Lil' Kim Present At Hot 97 Shootout, Police Say

Earlier reports said rapper left 15 minutes before Sunday's shooting incident.

NEW YORK — Detectives have determined that Lil' Kim was inside her limousine when gunfire erupted outside a radio station where she had just been interviewed on Sunday, and the limo sped off with some of the men believed to have been involved, according to a police source.

Although police originally said the rapper left the scene 15 minutes earlier, the source said the car didn't begin to speed off until the first shots were fired.

Officials remained tight-lipped about the case on Tuesday (February 27) because of an ongoing investigation. What is known is that shortly after 3 p.m. Sunday, as Lil' Kim (born Kimberly Jones) was exiting the offices of Hot 97 in Lower Manhattan, she and her entourage ran into Capone (Kiam Holley), one half of rap duo Capone-N-Noreaga, and his posse. An argument between an unspecified number of men erupted, and shots were fired.

Efrain Ocasio, 31, was shot in the back and later admitted himself to St. Vincent's Hospital in Manhattan. He was released the next day.

Officials have not officially determined a motive for the shooting, but the New York Daily News has quoted police sources as saying an onging war of words between Lil' Kim and fellow femme fatale Foxy Brown was believed to be behind the shooting.

Detectives have seized a security tape with footage of the incident and are attempting to identify and interview the parties involved, including Kim and Capone.
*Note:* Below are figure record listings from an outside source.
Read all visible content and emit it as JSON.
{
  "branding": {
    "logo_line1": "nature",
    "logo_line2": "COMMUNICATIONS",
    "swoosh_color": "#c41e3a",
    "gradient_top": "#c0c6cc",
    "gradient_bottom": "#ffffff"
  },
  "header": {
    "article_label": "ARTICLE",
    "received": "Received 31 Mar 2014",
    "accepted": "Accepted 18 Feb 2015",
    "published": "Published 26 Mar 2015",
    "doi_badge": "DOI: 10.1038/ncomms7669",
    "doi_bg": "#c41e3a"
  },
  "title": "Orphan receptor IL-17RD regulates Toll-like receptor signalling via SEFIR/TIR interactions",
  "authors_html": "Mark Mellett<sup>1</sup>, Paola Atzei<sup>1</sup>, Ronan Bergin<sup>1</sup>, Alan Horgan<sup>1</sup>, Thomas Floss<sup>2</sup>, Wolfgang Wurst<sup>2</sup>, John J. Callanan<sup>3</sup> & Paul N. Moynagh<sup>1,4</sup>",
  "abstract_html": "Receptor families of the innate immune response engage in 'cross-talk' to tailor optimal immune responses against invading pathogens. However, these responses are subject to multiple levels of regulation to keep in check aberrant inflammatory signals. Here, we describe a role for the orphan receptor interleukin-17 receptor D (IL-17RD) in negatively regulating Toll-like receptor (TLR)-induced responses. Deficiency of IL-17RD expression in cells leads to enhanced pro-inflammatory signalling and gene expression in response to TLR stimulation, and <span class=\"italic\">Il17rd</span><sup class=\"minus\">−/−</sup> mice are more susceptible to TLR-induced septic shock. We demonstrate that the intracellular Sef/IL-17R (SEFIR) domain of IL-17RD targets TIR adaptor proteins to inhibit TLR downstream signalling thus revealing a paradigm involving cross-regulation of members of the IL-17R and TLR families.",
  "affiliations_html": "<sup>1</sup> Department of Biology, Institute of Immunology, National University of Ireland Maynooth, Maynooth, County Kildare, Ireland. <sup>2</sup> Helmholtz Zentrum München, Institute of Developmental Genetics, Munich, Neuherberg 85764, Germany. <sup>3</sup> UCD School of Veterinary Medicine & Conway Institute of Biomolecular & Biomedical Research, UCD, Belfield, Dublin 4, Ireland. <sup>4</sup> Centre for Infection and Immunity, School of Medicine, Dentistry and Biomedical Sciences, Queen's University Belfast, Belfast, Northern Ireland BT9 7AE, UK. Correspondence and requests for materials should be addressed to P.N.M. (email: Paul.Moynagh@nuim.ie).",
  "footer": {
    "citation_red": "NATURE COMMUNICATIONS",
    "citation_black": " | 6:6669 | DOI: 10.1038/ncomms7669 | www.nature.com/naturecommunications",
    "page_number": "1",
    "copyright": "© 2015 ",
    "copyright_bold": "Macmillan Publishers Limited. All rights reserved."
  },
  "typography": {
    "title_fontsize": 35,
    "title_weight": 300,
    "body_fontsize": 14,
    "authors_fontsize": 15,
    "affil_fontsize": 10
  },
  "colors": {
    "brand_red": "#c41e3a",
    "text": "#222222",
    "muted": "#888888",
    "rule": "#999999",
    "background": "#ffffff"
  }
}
Several neighborhood witnesses are also being questioned, according to the police source.

Kim and Capone were both guests of WQHT-FM disc jockey DJ Clue, whose album The Professional 2, released Tuesday (February 27), features the artists on the tracks "Chinatown" and "I Don't Care," respectively.

Lil' Kim's management company denies she was involved in the confrontation. "Lil' Kim and her security had nothing to do whatsoever with the incident at Hot 97," a spokesperson said in a statement. "Kim had no knowledge of any argument or what instigated the gunfire."

The war of words between Lil' Kim and Foxy Brown began when the latter was dissed on Lil' Cease's "Play Around," a track on his 1999 album, The Wonderful World of Cease A Leo, that featured Sean "Puffy" Combs and Lil' Kim. In the song, Puffy directs the line "Stop trying to sound like her" at Brown, referring to her rap style on Chyna Doll (1998), which some compared to that of Lil' Kim.

Kim struck again the following year on The Notorious K.I.M. with the title track's verse of "you ain't a star, and your record company know that," directed at Brown.

Brown retaliated with a verse in "Bang Bang," a song off Capone-N-Noreaga's latest album, The Reunion: "Could give a f--- if your album pushed back/ 'Cause when it hit the streets, bitch, it's still weak/ It still sound lame, and my name still reign."

In November, Noreaga explained his group's part in the rift between the sexy sirens. "Fox and Kim had beef, whether we was gonna do 'Bang Bang' or not. Fox would have been on someone else's record spittin' the same thing. So what I'm sayin' is we ain't got no beef, we just representin'. ... Let the females cat fight, and whatever happens, happens. ... But if she needs us to be in her corner to make sure ain't nobody gonna jump in, we'll definitely be there."

Calls to representatives for Lil' Kim and Hot 97 were unreturned at press time. Spokespeople for Capone-N-Noreaga had no comment.